Lucy rocked through a pink-toned cover of “La vie en rose” by Édith Piaf, which made my friend turn to me in shock, yelling “IS SHE SINGING IN FRENCH?” Each song was performed masterfully and showcased how talented the band was in creating a spellbinding live show. Lucy herself would frequently switch guitars according to the music, and at one point even picked up the bass and said with a smile, “I play bass now.” Her bandmates also backed her up on vocals, and my favorite part was when she and Sarah, the keyboardist, harmonized. Their voices together were so sweet and soothing.
“Partner in Crime” marked a shift in sound – on the album, it’s a moody, auto-tuned track that translated into a sparkly, live Owl City moment with Lucy’s voice filtered through a digitized mic. The crowd hushed when the band played longtime fan-favorite “Thumbs.” An animation of friends holding hands played in the background as Lucy clasped her own and sang intently: “I would kill him, if you let me. I would kill him, quick and easy.”
“Going Going Gone” was the highlight of my night. The band stripped it back and circled up around an imaginary campfire to play the sweet little ditty on acoustic guitar. This was the most interactive song of the night – even those unfamiliar with the lyrics could sing along to “going out, going out, ooh, going, going out.” It was really heartwarming to see the back and forth between Lucy, the band, and the audience.
“Night Shift” was the last song before encore. Lucy, lovely as ever, took a minute to say: “Thank you for singing and being so gracious with your attention. This just the coolest job ever and I’ve missed it a lot,” vocalizing the same feelings that we all felt about live music being back.
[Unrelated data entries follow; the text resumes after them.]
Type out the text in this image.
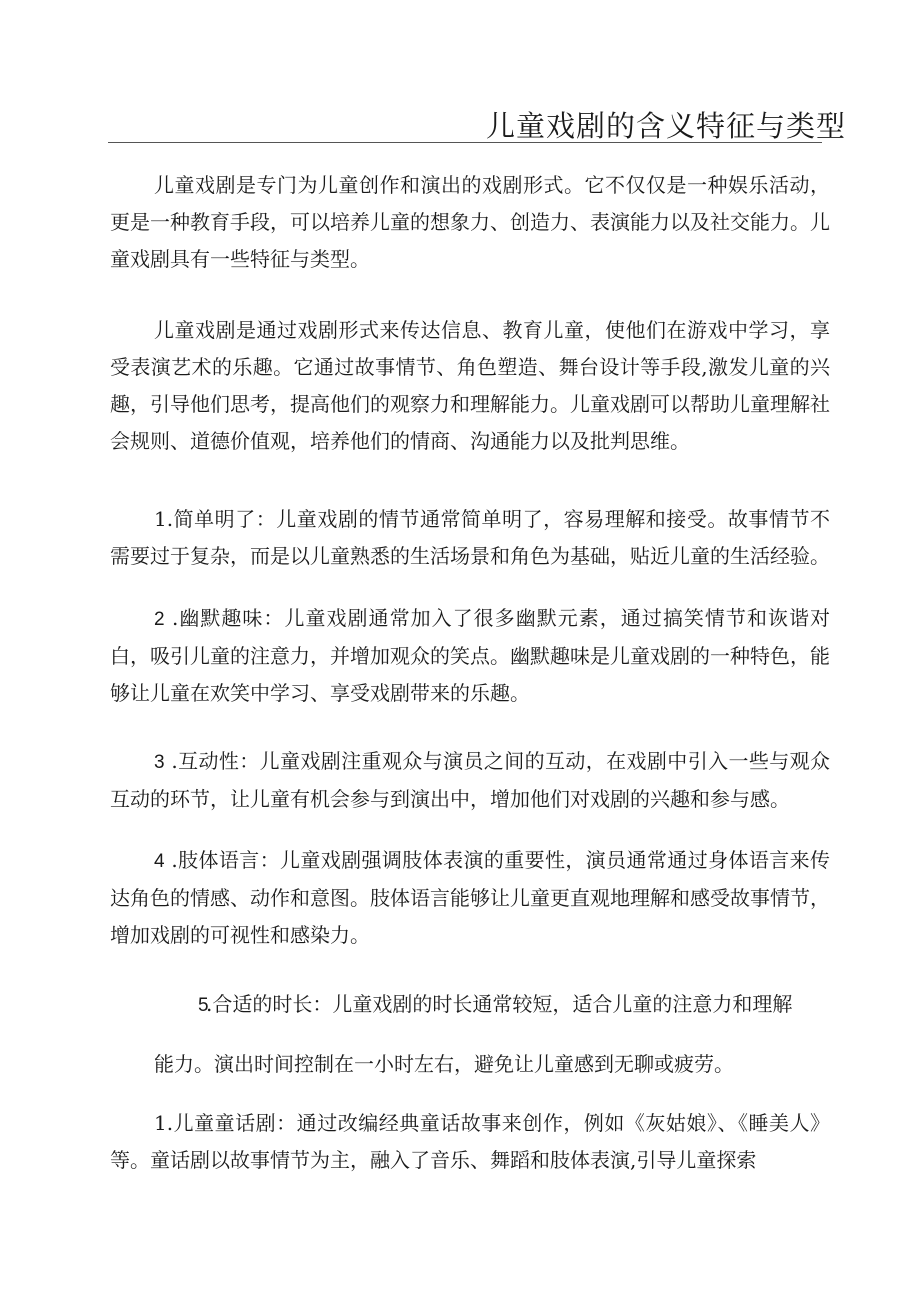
儿童戏剧的含义特征与类型

儿童戏剧是专门为儿童创作和演出的戏剧形式。它不仅仅是一种娱乐活动，更是一种教育手段，可以培养儿童的想象力、创造力、表演能力以及社交能力。儿童戏剧具有一些特征与类型。

儿童戏剧是通过戏剧形式来传达信息、教育儿童，使他们在游戏中学习，享受表演艺术的乐趣。它通过故事情节、角色塑造、舞台设计等手段,激发儿童的兴趣，引导他们思考，提高他们的观察力和理解能力。儿童戏剧可以帮助儿童理解社会规则、道德价值观，培养他们的情商、沟通能力以及批判思维。

1.简单明了：儿童戏剧的情节通常简单明了，容易理解和接受。故事情节不需要过于复杂，而是以儿童熟悉的生活场景和角色为基础，贴近儿童的生活经验。

2 .幽默趣味：儿童戏剧通常加入了很多幽默元素，通过搞笑情节和诙谐对白，吸引儿童的注意力，并增加观众的笑点。幽默趣味是儿童戏剧的一种特色，能够让儿童在欢笑中学习、享受戏剧带来的乐趣。

3 .互动性：儿童戏剧注重观众与演员之间的互动，在戏剧中引入一些与观众互动的环节，让儿童有机会参与到演出中，增加他们对戏剧的兴趣和参与感。

4 .肢体语言：儿童戏剧强调肢体表演的重要性，演员通常通过身体语言来传达角色的情感、动作和意图。肢体语言能够让儿童更直观地理解和感受故事情节，增加戏剧的可视性和感染力。

5.合适的时长：儿童戏剧的时长通常较短，适合儿童的注意力和理解

能力。演出时间控制在一小时左右，避免让儿童感到无聊或疲劳。

1.儿童童话剧：通过改编经典童话故事来创作，例如《灰姑娘》、《睡美人》等。童话剧以故事情节为主，融入了音乐、舞蹈和肢体表演,引导儿童探索
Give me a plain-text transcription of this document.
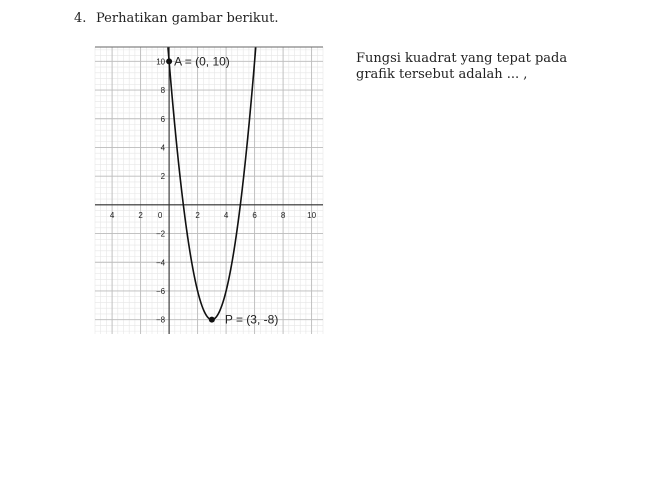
4. Perhatikan gambar berikut.
Fungsi kuadrat yang tepat pada grafik tersebut adalah ... ,
4	2 0	2	4	6	8	10
−8
−6
−4
−2
2
4
6
8
10 A = (0, 10)
P = (3, -8)
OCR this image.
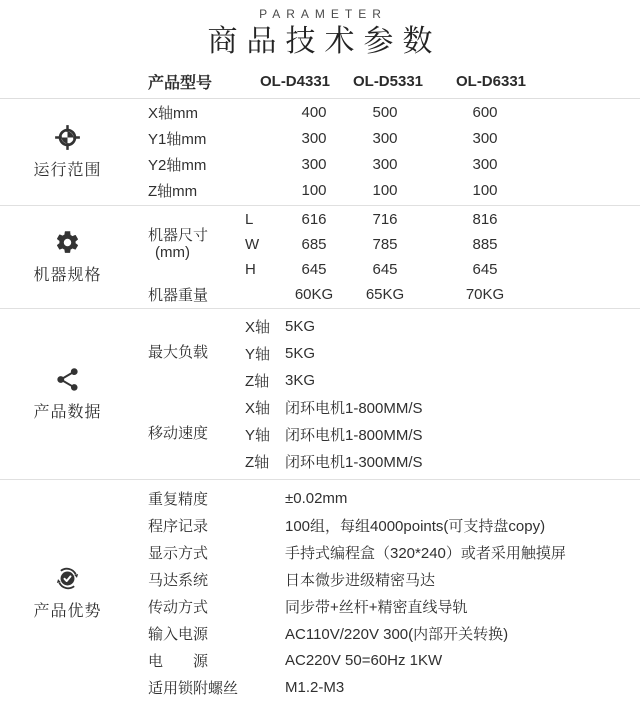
PARAMETER
商品技术参数
产品型号	OL-D4331	OL-D5331	OL-D6331
运行范围
X轴mm	400	500	600
Y1轴mm	300	300	300
Y2轴mm	300	300	300
Z轴mm	100	100	100
机器规格
机器尺寸
(mm)
L	616	716	816
W	685	785	885
H	645	645	645
机器重量	60KG	65KG	70KG
产品数据
最大负载
X轴 5KG
Y轴 5KG
Z轴	3KG
移动速度
X轴 闭环电机1-800MM/S
Y轴 闭环电机1-800MM/S
Z轴	闭环电机1-300MM/S
产品优势
重复精度	±0.02mm
程序记录	100组，每组4000points(可支持盘copy)
显示方式	手持式编程盒（320*240）或者采用触摸屏
马达系统	日本微步进级精密马达
传动方式	同步带+丝杆+精密直线导轨
输入电源	AC110V/220V 300(内部开关转换)
电　　源	AC220V 50=60Hz 1KW
适用锁附螺丝	M1.2-M3
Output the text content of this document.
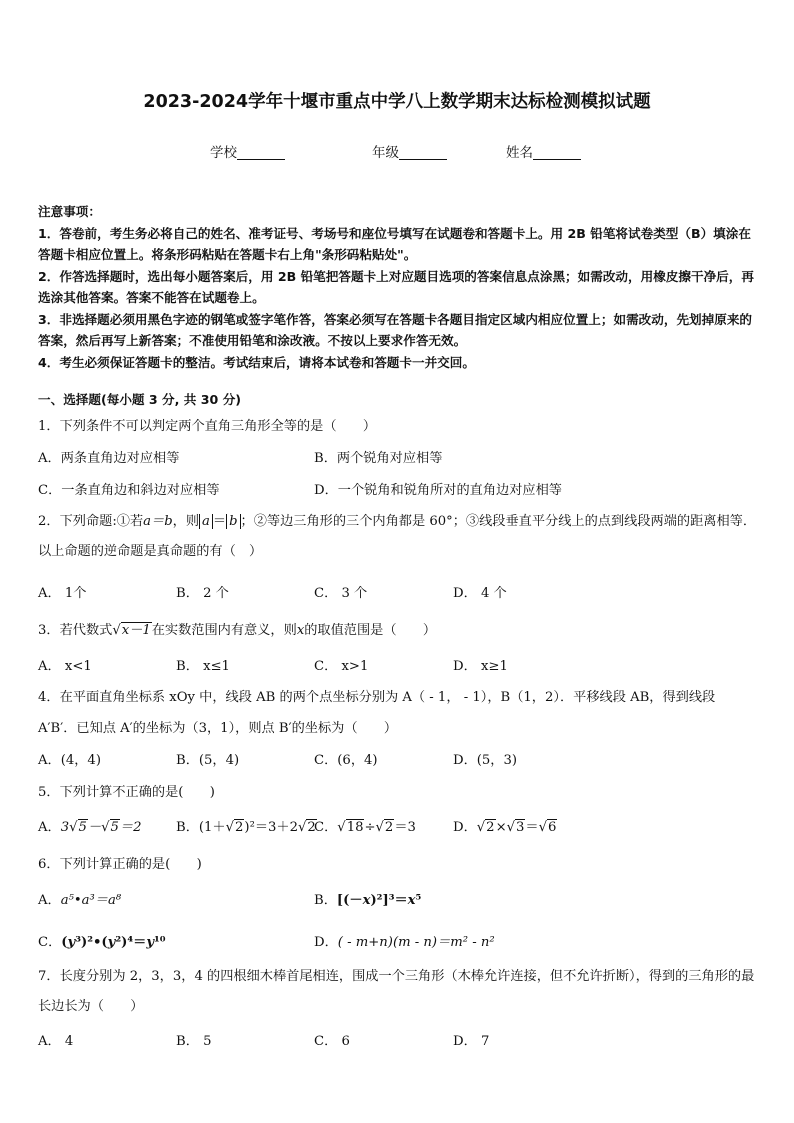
2023-2024学年十堰市重点中学八上数学期末达标检测模拟试题
学校	年级	姓名

注意事项：

1．答卷前，考生务必将自己的姓名、准考证号、考场号和座位号填写在试题卷和答题卡上。用 2B 铅笔将试卷类型（B）填涂在答题卡相应位置上。将条形码粘贴在答题卡右上角"条形码粘贴处"。

2．作答选择题时，选出每小题答案后，用 2B 铅笔把答题卡上对应题目选项的答案信息点涂黑；如需改动，用橡皮擦干净后，再选涂其他答案。答案不能答在试题卷上。

3．非选择题必须用黑色字迹的钢笔或签字笔作答，答案必须写在答题卡各题目指定区域内相应位置上；如需改动，先划掉原来的答案，然后再写上新答案；不准使用铅笔和涂改液。不按以上要求作答无效。

4．考生必须保证答题卡的整洁。考试结束后，请将本试卷和答题卡一并交回。

一、选择题(每小题 3 分, 共 30 分)
1．下列条件不可以判定两个直角三角形全等的是（　　）
A．两条直角边对应相等	B．两个锐角对应相等
C．一条直角边和斜边对应相等	D．一个锐角和锐角所对的直角边对应相等
2．下列命题:①若a＝b，则 a ＝ b ；②等边三角形的三个内角都是 60°；③线段垂直平分线上的点到线段两端的距离相等．以上命题的逆命题是真命题的有（　）
A． 1个	B． 2 个	C． 3 个	D． 4 个
3．若代数式√x－1在实数范围内有意义，则x的取值范围是（　　）
A． x<1	B． x≤1	C． x>1	D． x≥1
4．在平面直角坐标系 xOy 中，线段 AB 的两个点坐标分别为 A（ - 1， - 1），B（1，2）．平移线段 AB，得到线段
A′B′．已知点 A′的坐标为（3，1），则点 B′的坐标为（　　）
A．(4，4)	B．(5，4)	C．(6，4)	D．(5，3)
5．下列计算不正确的是(　　)
A．3√5－√5＝2	B．(1＋√2)²＝3＋2√2
C．√18÷√2＝3	D．√2×√3＝√6
6．下列计算正确的是(　　)
A．a⁵•a³＝a⁸	B．[(－x)²]³＝x⁵
C．(y³)²•(y²)⁴＝y¹⁰	D．( - m+n)(m - n)＝m² - n²
7．长度分别为 2，3，3，4 的四根细木棒首尾相连，围成一个三角形（木棒允许连接，但不允许折断），得到的三角形的最长边长为（　　）
A． 4	B． 5	C． 6	D． 7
Finally, Lucy closed the night with a brand new song, which I found listed on setlist.fm as “Bus” – and that is all I am at liberty to share at the moment, because she made us all pinky promise not to record it.
At 11:45 pm on the dot, the show is over and Lucy walks offstage, clutching her blue water bottle. The crowd files out slowly, as we all readjust to reality. For 2 hours and 45 minutes, we were all in an entirely different place, but together. On my way home, after I drop off my friend, I queue up a Spotify playlist of tonight’s songs, already nostalgic about the experience and waiting for the next show.